For modern last level caches, they are divided according to slices
. But I read some introductions about it, and I still haven't been able to figure out how it is divided according to addresses.
This is an introduction to slices in a paper. The bits other than the line offset are used to hash to get the slice id. Of course, LLC is usually indexed by physical address. The parameters of my server cache are as follows. It has 24 physical cores, so it has 24 slices, and each slice is close to a core.
LEVEL1_ICACHE_SIZE 32768
LEVEL1_ICACHE_ASSOC 8
LEVEL1_ICACHE_LINESIZE 64
LEVEL1_DCACHE_SIZE 32768
LEVEL1_DCACHE_ASSOC 8
LEVEL1_DCACHE_LINESIZE 64
LEVEL2_CACHE_SIZE 262144
LEVEL2_CACHE_ASSOC 8
LEVEL2_CACHE_LINESIZE 64
LEVEL3_CACHE_SIZE 31457280
LEVEL3_CACHE_ASSOC 20
LEVEL3_CACHE_LINESIZE 64
LEVEL4_CACHE_SIZE 0
LEVEL4_CACHE_ASSOC 0
LEVEL4_CACHE_LINESIZE 0
It has two sockets, each socket has 12 physical cores.

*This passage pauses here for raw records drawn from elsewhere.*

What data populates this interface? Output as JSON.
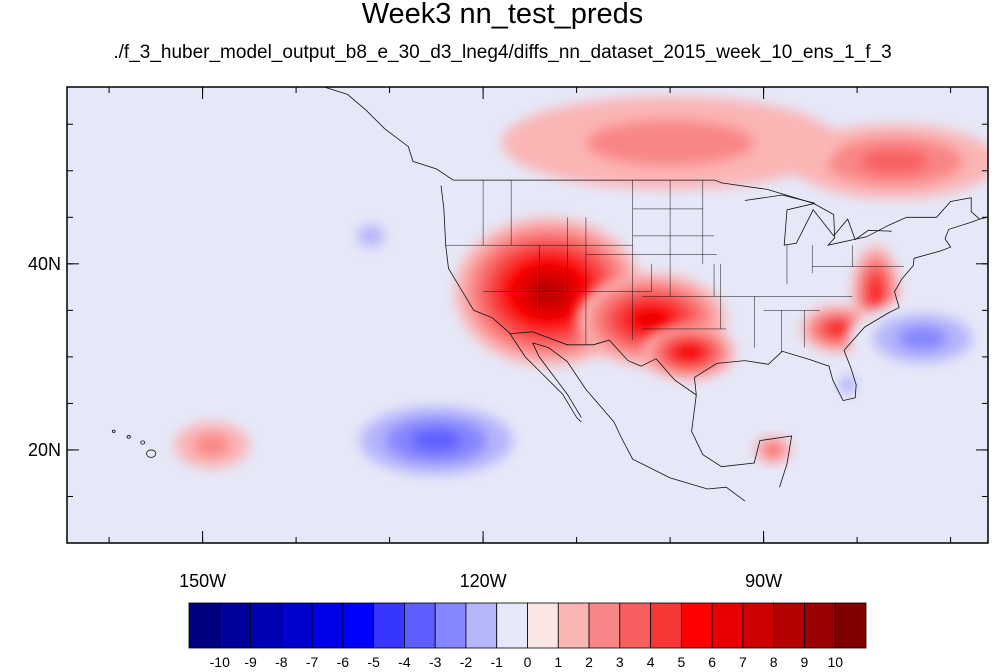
{
  "title": "Week3 nn_test_preds",
  "subtitle": "./f_3_huber_model_output_b8_e_30_d3_lneg4/diffs_nn_dataset_2015_week_10_ens_1_f_3",
  "map": {
    "projection": "cylindrical-equidistant",
    "lon_range": [
      -164.5,
      -66
    ],
    "lat_range": [
      10,
      59
    ],
    "x_ticks": [
      {
        "lon": -150,
        "label": "150W"
      },
      {
        "lon": -120,
        "label": "120W"
      },
      {
        "lon": -90,
        "label": "90W"
      }
    ],
    "y_ticks": [
      {
        "lat": 20,
        "label": "20N"
      },
      {
        "lat": 40,
        "label": "40N"
      }
    ],
    "background_color": "#e6e8f8",
    "regions": [
      {
        "name": "southwest-us-hot-core",
        "level": 10,
        "center": [
          -116.5,
          37.5
        ],
        "radius": [
          5.5,
          4
        ]
      },
      {
        "name": "southwest-us-hot",
        "level": 8,
        "center": [
          -113,
          37
        ],
        "radius": [
          10,
          8
        ]
      },
      {
        "name": "great-plains-warm",
        "level": 6,
        "center": [
          -102,
          34
        ],
        "radius": [
          8,
          5
        ]
      },
      {
        "name": "texas-warm",
        "level": 6,
        "center": [
          -98,
          30.5
        ],
        "radius": [
          5,
          3
        ]
      },
      {
        "name": "mid-atlantic-warm",
        "level": 5,
        "center": [
          -78,
          37
        ],
        "radius": [
          2.5,
          5
        ]
      },
      {
        "name": "southeast-warm",
        "level": 5,
        "center": [
          -82,
          33
        ],
        "radius": [
          4,
          2.5
        ]
      },
      {
        "name": "eastern-canada-warm",
        "level": 3,
        "center": [
          -76,
          51
        ],
        "radius": [
          11,
          4
        ]
      },
      {
        "name": "central-canada-warm",
        "level": 2,
        "center": [
          -100,
          53
        ],
        "radius": [
          18,
          5
        ]
      },
      {
        "name": "hawaii-warm",
        "level": 2,
        "center": [
          -149,
          20.5
        ],
        "radius": [
          4,
          2.5
        ]
      },
      {
        "name": "caribbean-warm",
        "level": 3,
        "center": [
          -89,
          20
        ],
        "radius": [
          2,
          1.5
        ]
      },
      {
        "name": "pacific-cold-core",
        "level": -6,
        "center": [
          -124,
          21
        ],
        "radius": [
          7,
          2.5
        ]
      },
      {
        "name": "pacific-cold",
        "level": -4,
        "center": [
          -125,
          21
        ],
        "radius": [
          11,
          5
        ]
      },
      {
        "name": "atlantic-cold-core",
        "level": -6,
        "center": [
          -74,
          32
        ],
        "radius": [
          4.5,
          2.5
        ]
      },
      {
        "name": "atlantic-cold",
        "level": -3,
        "center": [
          -73,
          32
        ],
        "radius": [
          8,
          4
        ]
      },
      {
        "name": "northeast-pacific-cool",
        "level": -2,
        "center": [
          -132,
          43
        ],
        "radius": [
          3,
          2.5
        ]
      },
      {
        "name": "florida-cool",
        "level": -3,
        "center": [
          -81,
          27
        ],
        "radius": [
          1.2,
          1.5
        ]
      }
    ]
  },
  "colorbar": {
    "labels": [
      "-10",
      "-9",
      "-8",
      "-7",
      "-6",
      "-5",
      "-4",
      "-3",
      "-2",
      "-1",
      "0",
      "1",
      "2",
      "3",
      "4",
      "5",
      "6",
      "7",
      "8",
      "9",
      "10"
    ],
    "colors": [
      "#00007f",
      "#00009a",
      "#0000b5",
      "#0000cf",
      "#0000e8",
      "#0000ff",
      "#3636ff",
      "#5e5eff",
      "#8686ff",
      "#b5b5fb",
      "#e6e8f8",
      "#fbe6e6",
      "#fbb5b5",
      "#f98686",
      "#f95e5e",
      "#f73636",
      "#ff0000",
      "#e80000",
      "#cf0000",
      "#b50000",
      "#9a0000",
      "#7f0000"
    ]
  }
}
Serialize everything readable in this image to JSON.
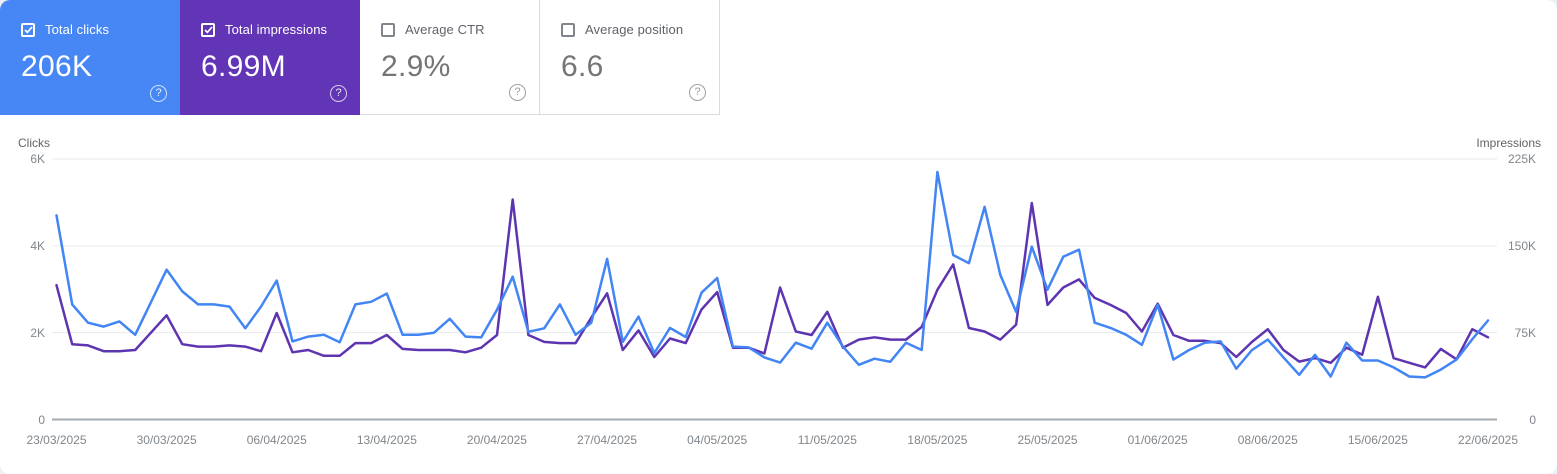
{
  "cards": [
    {
      "label": "Total clicks",
      "value": "206K",
      "checked": true,
      "bg": "#4687f5"
    },
    {
      "label": "Total impressions",
      "value": "6.99M",
      "checked": true,
      "bg": "#6135b5"
    },
    {
      "label": "Average CTR",
      "value": "2.9%",
      "checked": false,
      "bg": "#ffffff"
    },
    {
      "label": "Average position",
      "value": "6.6",
      "checked": false,
      "bg": "#ffffff"
    }
  ],
  "help_icon_glyph": "?",
  "chart_data": {
    "type": "line",
    "grid": "horizontal-only",
    "left_axis": {
      "title": "Clicks",
      "max": 6000,
      "ticks": [
        {
          "label": "0",
          "value": 0
        },
        {
          "label": "2K",
          "value": 2000
        },
        {
          "label": "4K",
          "value": 4000
        },
        {
          "label": "6K",
          "value": 6000
        }
      ]
    },
    "right_axis": {
      "title": "Impressions",
      "max": 225000,
      "ticks": [
        {
          "label": "0",
          "value": 0
        },
        {
          "label": "75K",
          "value": 75000
        },
        {
          "label": "150K",
          "value": 150000
        },
        {
          "label": "225K",
          "value": 225000
        }
      ]
    },
    "x_ticks": [
      "23/03/2025",
      "30/03/2025",
      "06/04/2025",
      "13/04/2025",
      "20/04/2025",
      "27/04/2025",
      "04/05/2025",
      "11/05/2025",
      "18/05/2025",
      "25/05/2025",
      "01/06/2025",
      "08/06/2025",
      "15/06/2025",
      "22/06/2025"
    ],
    "series": [
      {
        "name": "Total impressions",
        "axis": "right",
        "color": "#5e35b1",
        "values": [
          116000,
          65000,
          64000,
          59000,
          59000,
          60000,
          75000,
          90000,
          65000,
          63000,
          63000,
          64000,
          63000,
          59000,
          92000,
          58000,
          60000,
          55000,
          55000,
          66000,
          66000,
          73000,
          61000,
          60000,
          60000,
          60000,
          58000,
          62000,
          73000,
          190000,
          73000,
          67000,
          66000,
          66000,
          88000,
          109000,
          60000,
          77000,
          54000,
          70000,
          66000,
          95000,
          110000,
          62000,
          62000,
          57000,
          114000,
          76000,
          73000,
          93000,
          62000,
          69000,
          71000,
          69000,
          69000,
          80000,
          112000,
          134000,
          79000,
          76000,
          69000,
          82000,
          187000,
          99000,
          114000,
          121000,
          105000,
          99000,
          92000,
          76000,
          100000,
          73000,
          68000,
          68000,
          66000,
          54000,
          67000,
          78000,
          60000,
          50000,
          53000,
          49000,
          62000,
          56000,
          106000,
          53000,
          49000,
          45000,
          61000,
          52000,
          78000,
          71000
        ]
      },
      {
        "name": "Total clicks",
        "axis": "left",
        "color": "#4285f4",
        "values": [
          4700,
          2650,
          2230,
          2140,
          2260,
          1950,
          2700,
          3450,
          2950,
          2650,
          2650,
          2600,
          2100,
          2600,
          3200,
          1800,
          1910,
          1950,
          1780,
          2650,
          2710,
          2900,
          1950,
          1950,
          2000,
          2320,
          1910,
          1890,
          2530,
          3290,
          2020,
          2100,
          2650,
          1950,
          2230,
          3700,
          1790,
          2370,
          1530,
          2110,
          1900,
          2920,
          3260,
          1680,
          1660,
          1430,
          1310,
          1770,
          1630,
          2230,
          1680,
          1260,
          1400,
          1330,
          1770,
          1600,
          5700,
          3790,
          3600,
          4900,
          3330,
          2480,
          3980,
          2990,
          3750,
          3910,
          2230,
          2110,
          1950,
          1720,
          2640,
          1380,
          1600,
          1770,
          1800,
          1170,
          1600,
          1840,
          1430,
          1030,
          1490,
          990,
          1770,
          1360,
          1360,
          1200,
          990,
          970,
          1150,
          1380,
          1850,
          2280
        ]
      }
    ]
  }
}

NUMA node0 CPU(s): 0,2,4,6,8,10,12,14,16,18,20,22,24,26,28,30,32,34,36,38,40,42,44,46
NUMA node1 CPU(s): 1,3,5,7,9,11,13,15,17,19,21,23,25,27,29,31,33,35,37,39,41,43,45,47
According to the above parameters, my LLC size is 31457280Byte. Each cache line is 64Byte. It is a 20-way set-associated structure. So there are 31457280/64/20=24576
cache sets. Each SOCKET has 12 physical cores, and they share an LLC. Therefore, each slice has a total of 24576/12=2048
cache sets.
Which of my following understandings is correct? I prefer the first one to be correct.
The set index on each slice is independently numbered. Therefore, bits 6-16 of the physical address are used to index the cache set. Then use all the bits except the line offset to find the slice id through the hash.
The set index on all slices is numbered uniformly. But 24576 requires 14 bits for indexing (this does not seem to correspond exactly).